Their newsletter stated:

 “Riverton Crematorium Most Sikhs would travel around W.A. hawking their wares and would then return to India to retire.  Some, however, were not able to do so and in 1932, the Sikhs were allocated a piece of land on the banks of the Canning River to be used as a cremation ground after a sickly Sikh immolated himself as he feared that he would be buried.  Massa Singh and Buttan Singh made the application for this land.   This area is now a heritage site.”

 The Government Gazette Dec. 23. 1932

 “It is deemed expedient that Reserve No. 20968 Canning (near Riverton) should vest in and be held by Bollah Singh and Massa Singh in trust for the purpose of a Cemetery (SIKHS)”. “His Excellency the Lieu-Governor and Administrator with the advice and consent of the Executive Council.”

 

Two of our Local History Centre patrons remembered the “Afghans” of Richmond Street.
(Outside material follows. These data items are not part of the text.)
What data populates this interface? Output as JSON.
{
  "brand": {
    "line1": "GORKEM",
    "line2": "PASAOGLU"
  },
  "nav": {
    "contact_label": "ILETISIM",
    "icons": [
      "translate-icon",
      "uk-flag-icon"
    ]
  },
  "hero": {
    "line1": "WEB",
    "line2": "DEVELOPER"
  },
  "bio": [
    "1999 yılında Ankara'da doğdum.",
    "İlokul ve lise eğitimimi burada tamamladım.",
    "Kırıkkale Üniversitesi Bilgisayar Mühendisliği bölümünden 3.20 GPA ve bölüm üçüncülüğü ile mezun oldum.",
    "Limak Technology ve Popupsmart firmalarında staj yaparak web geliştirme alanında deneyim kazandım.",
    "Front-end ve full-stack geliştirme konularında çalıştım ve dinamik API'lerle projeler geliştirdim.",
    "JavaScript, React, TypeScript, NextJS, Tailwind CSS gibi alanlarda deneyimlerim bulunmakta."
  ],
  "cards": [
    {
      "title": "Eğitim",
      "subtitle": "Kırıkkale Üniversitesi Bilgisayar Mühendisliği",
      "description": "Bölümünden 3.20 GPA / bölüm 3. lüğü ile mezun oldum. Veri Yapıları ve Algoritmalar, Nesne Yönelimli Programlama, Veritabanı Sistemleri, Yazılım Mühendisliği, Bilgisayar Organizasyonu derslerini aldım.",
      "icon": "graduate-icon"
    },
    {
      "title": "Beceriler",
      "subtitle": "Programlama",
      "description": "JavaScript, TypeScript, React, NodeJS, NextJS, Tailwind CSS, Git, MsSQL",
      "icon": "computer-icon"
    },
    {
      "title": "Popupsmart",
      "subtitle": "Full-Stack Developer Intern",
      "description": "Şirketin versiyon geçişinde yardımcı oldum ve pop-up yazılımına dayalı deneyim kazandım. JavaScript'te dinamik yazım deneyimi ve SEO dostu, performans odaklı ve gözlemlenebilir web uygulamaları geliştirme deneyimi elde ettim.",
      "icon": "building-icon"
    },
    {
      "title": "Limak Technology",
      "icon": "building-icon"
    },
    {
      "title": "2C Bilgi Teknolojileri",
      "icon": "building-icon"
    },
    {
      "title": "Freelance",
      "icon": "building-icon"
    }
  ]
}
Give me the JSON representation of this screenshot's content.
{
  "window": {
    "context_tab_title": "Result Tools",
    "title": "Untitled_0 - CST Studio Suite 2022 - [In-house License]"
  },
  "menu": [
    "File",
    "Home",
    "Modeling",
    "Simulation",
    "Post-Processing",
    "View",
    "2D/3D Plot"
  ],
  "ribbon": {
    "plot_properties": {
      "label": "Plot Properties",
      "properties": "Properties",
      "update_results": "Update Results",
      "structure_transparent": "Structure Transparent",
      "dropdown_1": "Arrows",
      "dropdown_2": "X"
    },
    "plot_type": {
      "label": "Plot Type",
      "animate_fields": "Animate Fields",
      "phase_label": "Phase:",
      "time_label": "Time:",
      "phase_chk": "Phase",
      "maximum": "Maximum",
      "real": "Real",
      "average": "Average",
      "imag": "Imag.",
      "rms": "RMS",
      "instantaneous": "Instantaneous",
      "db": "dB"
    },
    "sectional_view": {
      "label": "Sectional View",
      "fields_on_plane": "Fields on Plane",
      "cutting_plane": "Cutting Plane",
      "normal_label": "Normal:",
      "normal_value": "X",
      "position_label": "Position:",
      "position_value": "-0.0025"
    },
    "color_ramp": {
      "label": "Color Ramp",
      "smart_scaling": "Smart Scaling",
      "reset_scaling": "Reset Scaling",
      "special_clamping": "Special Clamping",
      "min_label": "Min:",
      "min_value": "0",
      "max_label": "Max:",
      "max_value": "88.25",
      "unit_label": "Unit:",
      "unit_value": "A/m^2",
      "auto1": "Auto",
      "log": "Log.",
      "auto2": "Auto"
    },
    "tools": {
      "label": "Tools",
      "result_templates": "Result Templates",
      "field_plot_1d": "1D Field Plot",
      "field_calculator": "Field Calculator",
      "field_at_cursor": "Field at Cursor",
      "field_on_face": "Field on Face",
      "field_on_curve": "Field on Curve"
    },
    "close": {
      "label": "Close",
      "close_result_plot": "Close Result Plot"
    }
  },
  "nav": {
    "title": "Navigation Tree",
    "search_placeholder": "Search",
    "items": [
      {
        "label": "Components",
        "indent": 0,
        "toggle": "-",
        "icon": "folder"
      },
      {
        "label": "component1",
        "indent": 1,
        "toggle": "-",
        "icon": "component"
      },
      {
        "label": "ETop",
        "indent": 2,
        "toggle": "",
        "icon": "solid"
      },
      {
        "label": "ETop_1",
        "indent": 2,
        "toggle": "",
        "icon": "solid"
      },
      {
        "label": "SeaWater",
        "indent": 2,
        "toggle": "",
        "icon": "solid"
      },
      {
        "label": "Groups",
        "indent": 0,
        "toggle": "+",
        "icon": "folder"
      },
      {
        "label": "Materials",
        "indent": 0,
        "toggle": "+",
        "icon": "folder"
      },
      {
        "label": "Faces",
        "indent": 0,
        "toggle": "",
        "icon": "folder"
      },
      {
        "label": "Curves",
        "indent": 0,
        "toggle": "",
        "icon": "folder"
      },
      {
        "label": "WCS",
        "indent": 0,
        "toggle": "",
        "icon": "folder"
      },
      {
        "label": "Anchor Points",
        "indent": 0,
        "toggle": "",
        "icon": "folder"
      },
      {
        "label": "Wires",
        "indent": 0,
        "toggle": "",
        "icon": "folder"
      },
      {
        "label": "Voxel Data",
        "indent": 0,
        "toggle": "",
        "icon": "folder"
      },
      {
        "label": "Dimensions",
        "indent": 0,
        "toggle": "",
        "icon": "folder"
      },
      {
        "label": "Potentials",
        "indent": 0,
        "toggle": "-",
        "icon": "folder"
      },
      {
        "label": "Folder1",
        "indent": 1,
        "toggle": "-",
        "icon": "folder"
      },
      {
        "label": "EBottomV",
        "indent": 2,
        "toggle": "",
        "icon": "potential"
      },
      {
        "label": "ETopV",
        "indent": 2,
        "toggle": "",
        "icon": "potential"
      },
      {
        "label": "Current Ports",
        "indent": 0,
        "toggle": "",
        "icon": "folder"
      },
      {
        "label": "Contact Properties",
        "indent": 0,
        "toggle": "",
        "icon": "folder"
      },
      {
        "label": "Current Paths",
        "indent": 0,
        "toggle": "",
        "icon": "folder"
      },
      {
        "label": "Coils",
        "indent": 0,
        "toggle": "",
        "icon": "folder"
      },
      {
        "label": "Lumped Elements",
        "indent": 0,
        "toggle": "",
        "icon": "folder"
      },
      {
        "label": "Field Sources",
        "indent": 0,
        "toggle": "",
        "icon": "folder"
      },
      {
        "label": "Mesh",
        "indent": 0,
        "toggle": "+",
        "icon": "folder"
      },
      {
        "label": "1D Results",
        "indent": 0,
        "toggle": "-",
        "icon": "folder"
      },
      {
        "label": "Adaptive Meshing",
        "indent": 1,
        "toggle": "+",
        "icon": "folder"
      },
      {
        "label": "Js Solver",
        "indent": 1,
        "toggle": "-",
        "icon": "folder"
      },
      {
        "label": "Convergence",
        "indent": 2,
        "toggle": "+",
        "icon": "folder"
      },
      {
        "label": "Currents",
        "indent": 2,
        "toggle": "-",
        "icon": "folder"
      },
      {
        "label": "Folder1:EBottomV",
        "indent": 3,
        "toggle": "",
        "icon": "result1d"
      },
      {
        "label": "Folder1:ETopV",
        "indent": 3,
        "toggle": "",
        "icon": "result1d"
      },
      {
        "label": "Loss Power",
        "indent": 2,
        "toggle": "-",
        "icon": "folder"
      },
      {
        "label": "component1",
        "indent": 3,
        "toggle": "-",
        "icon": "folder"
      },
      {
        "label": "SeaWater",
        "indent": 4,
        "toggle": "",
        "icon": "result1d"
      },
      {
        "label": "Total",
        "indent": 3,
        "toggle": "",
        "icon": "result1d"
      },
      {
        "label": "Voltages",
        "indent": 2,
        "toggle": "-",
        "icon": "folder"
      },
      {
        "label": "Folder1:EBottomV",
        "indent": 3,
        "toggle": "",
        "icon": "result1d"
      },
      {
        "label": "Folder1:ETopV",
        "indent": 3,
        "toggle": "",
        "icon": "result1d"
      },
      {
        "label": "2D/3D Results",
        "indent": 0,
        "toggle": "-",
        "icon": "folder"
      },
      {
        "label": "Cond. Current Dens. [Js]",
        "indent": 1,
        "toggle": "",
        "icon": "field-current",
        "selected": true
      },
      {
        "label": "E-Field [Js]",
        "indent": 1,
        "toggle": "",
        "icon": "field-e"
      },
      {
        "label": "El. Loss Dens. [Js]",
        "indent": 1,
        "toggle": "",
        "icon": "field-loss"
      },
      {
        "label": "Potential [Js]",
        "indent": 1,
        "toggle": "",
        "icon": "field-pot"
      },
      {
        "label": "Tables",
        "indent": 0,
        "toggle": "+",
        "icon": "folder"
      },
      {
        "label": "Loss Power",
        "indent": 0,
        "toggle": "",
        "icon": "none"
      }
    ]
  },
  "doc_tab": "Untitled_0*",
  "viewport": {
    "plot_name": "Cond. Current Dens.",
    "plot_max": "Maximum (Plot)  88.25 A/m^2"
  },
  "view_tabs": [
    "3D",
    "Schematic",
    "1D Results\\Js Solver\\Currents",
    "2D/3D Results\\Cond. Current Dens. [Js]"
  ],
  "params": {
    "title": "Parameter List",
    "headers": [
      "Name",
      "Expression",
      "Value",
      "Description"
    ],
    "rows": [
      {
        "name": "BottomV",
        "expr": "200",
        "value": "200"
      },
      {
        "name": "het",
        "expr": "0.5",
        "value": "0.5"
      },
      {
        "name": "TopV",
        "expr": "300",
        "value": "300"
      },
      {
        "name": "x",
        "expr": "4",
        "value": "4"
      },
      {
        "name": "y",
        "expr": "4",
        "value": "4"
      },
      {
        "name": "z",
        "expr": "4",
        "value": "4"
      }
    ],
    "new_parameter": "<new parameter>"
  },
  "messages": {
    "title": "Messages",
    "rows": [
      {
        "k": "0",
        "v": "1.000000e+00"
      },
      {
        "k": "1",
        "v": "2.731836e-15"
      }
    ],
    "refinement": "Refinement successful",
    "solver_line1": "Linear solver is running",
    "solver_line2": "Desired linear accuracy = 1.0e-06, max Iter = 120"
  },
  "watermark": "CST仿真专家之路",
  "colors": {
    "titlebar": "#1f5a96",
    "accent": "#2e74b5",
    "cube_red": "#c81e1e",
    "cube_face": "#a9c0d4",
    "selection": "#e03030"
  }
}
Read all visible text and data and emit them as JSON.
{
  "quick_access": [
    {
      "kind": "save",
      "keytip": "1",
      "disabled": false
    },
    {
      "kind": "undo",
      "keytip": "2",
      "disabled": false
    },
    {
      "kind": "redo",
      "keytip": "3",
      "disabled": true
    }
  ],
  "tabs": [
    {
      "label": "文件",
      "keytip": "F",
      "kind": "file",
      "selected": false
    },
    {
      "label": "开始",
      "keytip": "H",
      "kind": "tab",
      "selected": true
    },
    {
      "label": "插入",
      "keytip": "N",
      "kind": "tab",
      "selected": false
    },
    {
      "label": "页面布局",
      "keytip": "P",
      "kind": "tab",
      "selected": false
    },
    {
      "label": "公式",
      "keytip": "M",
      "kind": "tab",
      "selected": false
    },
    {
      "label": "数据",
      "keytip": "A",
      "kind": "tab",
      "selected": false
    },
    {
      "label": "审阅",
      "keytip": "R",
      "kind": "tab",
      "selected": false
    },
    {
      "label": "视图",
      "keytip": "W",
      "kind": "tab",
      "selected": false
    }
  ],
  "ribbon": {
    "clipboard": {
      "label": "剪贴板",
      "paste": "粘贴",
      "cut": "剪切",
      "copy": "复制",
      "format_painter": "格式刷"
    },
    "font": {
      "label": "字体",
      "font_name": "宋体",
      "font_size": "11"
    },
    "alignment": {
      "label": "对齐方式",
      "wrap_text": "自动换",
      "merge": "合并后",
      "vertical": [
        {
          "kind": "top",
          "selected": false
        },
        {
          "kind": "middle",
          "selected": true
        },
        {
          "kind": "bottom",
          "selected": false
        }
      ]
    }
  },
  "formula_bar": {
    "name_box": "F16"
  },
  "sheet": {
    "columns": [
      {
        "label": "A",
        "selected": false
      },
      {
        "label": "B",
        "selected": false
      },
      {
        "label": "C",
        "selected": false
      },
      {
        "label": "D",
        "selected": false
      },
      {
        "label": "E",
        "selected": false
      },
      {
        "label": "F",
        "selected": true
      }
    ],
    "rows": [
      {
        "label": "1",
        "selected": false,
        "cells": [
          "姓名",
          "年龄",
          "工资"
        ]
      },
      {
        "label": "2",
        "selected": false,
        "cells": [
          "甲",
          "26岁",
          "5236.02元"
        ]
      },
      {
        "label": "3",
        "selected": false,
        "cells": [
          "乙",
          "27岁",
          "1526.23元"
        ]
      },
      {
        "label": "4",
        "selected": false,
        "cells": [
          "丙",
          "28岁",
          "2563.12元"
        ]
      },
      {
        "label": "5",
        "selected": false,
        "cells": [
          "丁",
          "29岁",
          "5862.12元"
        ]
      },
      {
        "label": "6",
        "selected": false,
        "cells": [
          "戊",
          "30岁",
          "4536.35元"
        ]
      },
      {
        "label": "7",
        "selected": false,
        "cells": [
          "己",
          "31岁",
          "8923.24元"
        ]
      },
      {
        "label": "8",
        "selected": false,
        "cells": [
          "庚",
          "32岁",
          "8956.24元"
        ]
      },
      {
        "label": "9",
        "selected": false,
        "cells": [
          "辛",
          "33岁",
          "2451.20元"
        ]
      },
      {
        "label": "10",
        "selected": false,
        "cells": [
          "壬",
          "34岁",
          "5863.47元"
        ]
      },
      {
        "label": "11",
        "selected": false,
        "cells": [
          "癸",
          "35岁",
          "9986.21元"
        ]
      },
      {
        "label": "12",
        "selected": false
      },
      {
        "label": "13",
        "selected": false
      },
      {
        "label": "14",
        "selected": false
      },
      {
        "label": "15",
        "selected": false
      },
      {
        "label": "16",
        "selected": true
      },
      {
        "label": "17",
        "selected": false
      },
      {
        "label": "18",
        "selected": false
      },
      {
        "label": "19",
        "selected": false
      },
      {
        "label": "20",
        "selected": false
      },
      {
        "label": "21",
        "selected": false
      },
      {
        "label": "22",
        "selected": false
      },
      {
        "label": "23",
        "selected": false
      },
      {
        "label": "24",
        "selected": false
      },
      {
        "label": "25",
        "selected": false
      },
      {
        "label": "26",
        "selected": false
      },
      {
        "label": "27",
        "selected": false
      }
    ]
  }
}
 Elizabeth Kirkham nee Sorley, said, “My grandfather (Mr. Sorley), who lived at 199 Oxford Street, was a good friend of the men and would often meet in the laneway for a chat. During the war the men were given a higher rice ration of which they would share with her Nan. They worked together in Coolgardie at the “Government Camel Paddock.”

 

Mrs. Ivy Baraiolo, in her oral history interview, recalled the Afghans of Richmond Street, where she lived from 1942, aged 8. “There used to be an Afghan man [living] on the right...and our parents told us not to talk to them because, they would take us away! And of course we listened! [laughter]. We were very, very scared; so we used to walk in the middle of the road ...the Afghan man knew what was going on and he used to come out when we children were going to school and go “boo” at us. He had a big turban on him. I can see him, very much so."

 

Meer Singh is registered in the City of Perth rate books at 123 Richmond Street in 1946, but not in 1947.  Mier (?) Singh is registered as dying in Perth in 1946. Meer Singh was still the owner of 123 Richmond Street when he died in 1946. It is not known what happened to Massa Singh.